Despite having access since 2013 no Irish beef has been sent to Iran

Despite Ireland having access to the Iranian beef market since 2013, the Minister for Agriculture, Michael Creed, has said that no beef exports have taken place due to current unfavourable trading conditions.

The Iranian market is open for the importation of beef and sheepmeat from Ireland as we have agreed veterinary health certificates with Iran for both commodities, he said.

“The agreement on the beef certificate dates back to 2013 while the sheepmeat certificate was agreed earlier in 2016, following on from the trade mission to Iran, which was led by my Department and Bord Bia.

“Iran is the second largest consumer market in the Middle East and North Africa, after Egypt, with around 80m consumers.

“Economic growth there is expected to intensify following the recent easing of economic sanctions and so it could potentially be an important destination for Irish beef and sheepmeat in the future.”

Minister Creed said that his Department is constantly working in close collaboration with the industry, Bord Bia and the Department of Foreign Affairs and Trade in gaining access to third country markets for Irish meats.

“The importance of market access is recognised by Food Wise 2025 and has been given an added impetus by the results of the UK referendum on Brexit.

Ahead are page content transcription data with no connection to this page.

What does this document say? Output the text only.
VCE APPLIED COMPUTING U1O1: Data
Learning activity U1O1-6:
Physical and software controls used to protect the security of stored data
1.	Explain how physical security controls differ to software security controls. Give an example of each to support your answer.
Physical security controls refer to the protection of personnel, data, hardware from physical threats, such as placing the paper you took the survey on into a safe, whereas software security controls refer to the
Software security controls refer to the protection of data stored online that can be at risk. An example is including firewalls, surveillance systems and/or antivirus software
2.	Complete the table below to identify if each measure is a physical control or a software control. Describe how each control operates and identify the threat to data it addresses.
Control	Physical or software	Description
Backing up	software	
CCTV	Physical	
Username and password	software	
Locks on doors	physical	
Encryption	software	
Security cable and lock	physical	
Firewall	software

“It is important to have as many alternative markets available to our exporters as possible,” he said.

Trade with Iran

Ireland’s food and beverage exports to Iran in 2015 amounted to €3.6m consisting mainly of juices, butter and prepared foods, according to Bord Bia.

While exports of dairy produce including infant formula were a feature in the past this trade has suffered in recent years.

Access for Irish beef secured in April 2012 and agreement reached on veterinary certificates in 2013.

Earlier this year, Irish sheepmeat exports were given the green light to be exported to Iran following an agreement with the relevant Iranian authorities.